“Consider the fearful danger you are in; it is a great furnace of wrath, a wide and bottomless pit, full of the fire of wrath, that you are held over in the hand of that God, whose wrath is provoked and incensed as much against you, as against many of the damned in Hell. You hang by a slender thread, with the flames of divine wrath flashing about it, and ready every moment to singe it, and burn it asunder; and you have no interest in any mediator, and nothing to lay hold of to save yourself, nothing to keep off the flames of wrath, nothing of your own, nothing that you ever have done, nothing that you can do, to induce God to spare you…. The sovereign pleasure of God, for the present, stays his rough wind; otherwise it would come like a whirlwind, and you would be like the chaff of the summer threshing floor.”
1. Explain the mood of this passage.
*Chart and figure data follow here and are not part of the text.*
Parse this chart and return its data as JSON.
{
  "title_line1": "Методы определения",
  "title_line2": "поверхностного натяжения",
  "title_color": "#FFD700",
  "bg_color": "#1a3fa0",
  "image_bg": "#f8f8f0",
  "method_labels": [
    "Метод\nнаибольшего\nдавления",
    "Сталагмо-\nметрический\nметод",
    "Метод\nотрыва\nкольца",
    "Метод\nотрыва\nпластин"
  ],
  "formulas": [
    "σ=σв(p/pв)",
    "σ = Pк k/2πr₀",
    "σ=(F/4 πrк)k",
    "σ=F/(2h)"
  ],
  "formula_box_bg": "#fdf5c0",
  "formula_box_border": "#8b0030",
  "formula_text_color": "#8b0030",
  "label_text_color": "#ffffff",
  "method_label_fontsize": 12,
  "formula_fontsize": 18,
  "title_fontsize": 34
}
The mood is Somber and Serious.
2. Using specific examples, give one example of a metaphor, one example of a simile, and one example of an allusion that Edwards uses in this passage from the sermon to elicit this particular mood.
A Great furance of warth like a whirlwind the summer threshing floor
3. What specific words (minimum of three) does he choose to make his tone clear? Danger, Wrath, Damned in hell
4. What images (pictures in the listeners’ mind) does Edwards use in the passage to make his tone clear? What effect do those images have on establishing the tone of the piece? God’s “Rough Wind”- Tone is Serious
5. In the last two paragraphs of the sermon Edwards talks about an “extraordinary opportunity” his congregation has. What is this opportunity? How does his sermon persuade the congregation to take advantage of this opportunity?